Salah satu fokus dari koperasi ini adalah pemenuhan alat penangkapan bagi para nelayan. Alat tangkap sangat penting karena mempengaruhi jumlah hasil tangkapan mereka. Semakin canggih, maka kian banyak juga hasil tangkapan yang diperoleh. "Kita lebih ke alat teknologi, untuk pemasaran kita serahkan ke masing-masing, karena mereka sudah punya pasar sendiri," katanya.
Ia mengaku di Cilincing, para nelayan masih banyak menggunakan alat tangkap tradisional. Ada juga yang memakai alat cantrang. Padahal alat ini sudah dilarang oleh pemerintah. "Kita ingin menjadi nelayan tradisional yang modern," ujarnya.
Salah satu strategi koperasi dalam pengadaan alat adalah bekerja sama dengan pemerintah. Koperasi menjadi jembatan antara nelayan dan otoritas terkait, seperti Kementerian Kelautan dan Perikanan.

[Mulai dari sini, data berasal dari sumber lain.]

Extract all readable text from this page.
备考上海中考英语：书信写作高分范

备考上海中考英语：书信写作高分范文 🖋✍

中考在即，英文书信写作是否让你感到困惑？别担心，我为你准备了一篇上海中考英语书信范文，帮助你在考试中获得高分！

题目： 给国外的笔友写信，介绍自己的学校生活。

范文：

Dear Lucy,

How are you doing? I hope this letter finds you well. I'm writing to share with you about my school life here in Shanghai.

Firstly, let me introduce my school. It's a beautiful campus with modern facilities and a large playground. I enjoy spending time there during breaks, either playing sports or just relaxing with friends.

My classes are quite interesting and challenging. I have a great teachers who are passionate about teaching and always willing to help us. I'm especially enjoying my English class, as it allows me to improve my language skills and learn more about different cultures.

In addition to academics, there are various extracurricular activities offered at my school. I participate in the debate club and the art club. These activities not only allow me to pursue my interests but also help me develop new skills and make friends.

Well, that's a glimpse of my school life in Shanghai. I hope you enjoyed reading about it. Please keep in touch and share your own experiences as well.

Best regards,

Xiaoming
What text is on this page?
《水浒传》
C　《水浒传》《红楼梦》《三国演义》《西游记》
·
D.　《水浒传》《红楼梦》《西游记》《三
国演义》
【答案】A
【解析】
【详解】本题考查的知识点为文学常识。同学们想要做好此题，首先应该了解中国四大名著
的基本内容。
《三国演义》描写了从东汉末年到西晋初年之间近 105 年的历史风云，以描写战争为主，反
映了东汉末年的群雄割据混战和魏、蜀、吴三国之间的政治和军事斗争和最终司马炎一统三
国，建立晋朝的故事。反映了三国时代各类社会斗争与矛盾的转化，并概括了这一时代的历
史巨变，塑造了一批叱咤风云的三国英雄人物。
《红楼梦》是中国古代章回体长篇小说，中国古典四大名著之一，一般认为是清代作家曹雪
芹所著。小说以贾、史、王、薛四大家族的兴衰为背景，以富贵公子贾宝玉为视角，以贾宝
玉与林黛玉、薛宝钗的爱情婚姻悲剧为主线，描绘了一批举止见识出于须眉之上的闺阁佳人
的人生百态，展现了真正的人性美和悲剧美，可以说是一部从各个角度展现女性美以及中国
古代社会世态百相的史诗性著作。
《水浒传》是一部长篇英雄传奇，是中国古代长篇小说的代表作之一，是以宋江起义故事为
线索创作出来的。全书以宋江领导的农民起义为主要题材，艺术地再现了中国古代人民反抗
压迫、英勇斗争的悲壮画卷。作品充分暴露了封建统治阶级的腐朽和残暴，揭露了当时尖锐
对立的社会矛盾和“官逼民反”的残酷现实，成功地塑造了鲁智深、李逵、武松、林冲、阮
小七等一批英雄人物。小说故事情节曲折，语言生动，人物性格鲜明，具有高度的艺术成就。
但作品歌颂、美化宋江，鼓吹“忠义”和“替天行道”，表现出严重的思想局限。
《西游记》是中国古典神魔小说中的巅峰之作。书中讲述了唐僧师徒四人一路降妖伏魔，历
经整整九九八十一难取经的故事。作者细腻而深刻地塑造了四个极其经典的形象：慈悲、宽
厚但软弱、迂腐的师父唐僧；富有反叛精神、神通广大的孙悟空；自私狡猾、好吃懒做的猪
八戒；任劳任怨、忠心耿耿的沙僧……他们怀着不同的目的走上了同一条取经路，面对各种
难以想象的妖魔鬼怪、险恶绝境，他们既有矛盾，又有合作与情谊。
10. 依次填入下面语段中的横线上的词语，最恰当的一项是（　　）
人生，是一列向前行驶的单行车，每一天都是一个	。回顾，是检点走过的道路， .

Selain itu, anggota koperasi juga kerap berdiskusi guna menemukan alat tangkap yang efektif, salah satunya holder. Dengan alat ini sekali melaut, nelayan bisa menebar jaring hingga empat kali. Padahal sebelumnya hanya satu kali. "Untuk mesin dan tekniknya kita bareng-bareng ngumpul dan koperasi yang mengkoordinasi," ujarnya.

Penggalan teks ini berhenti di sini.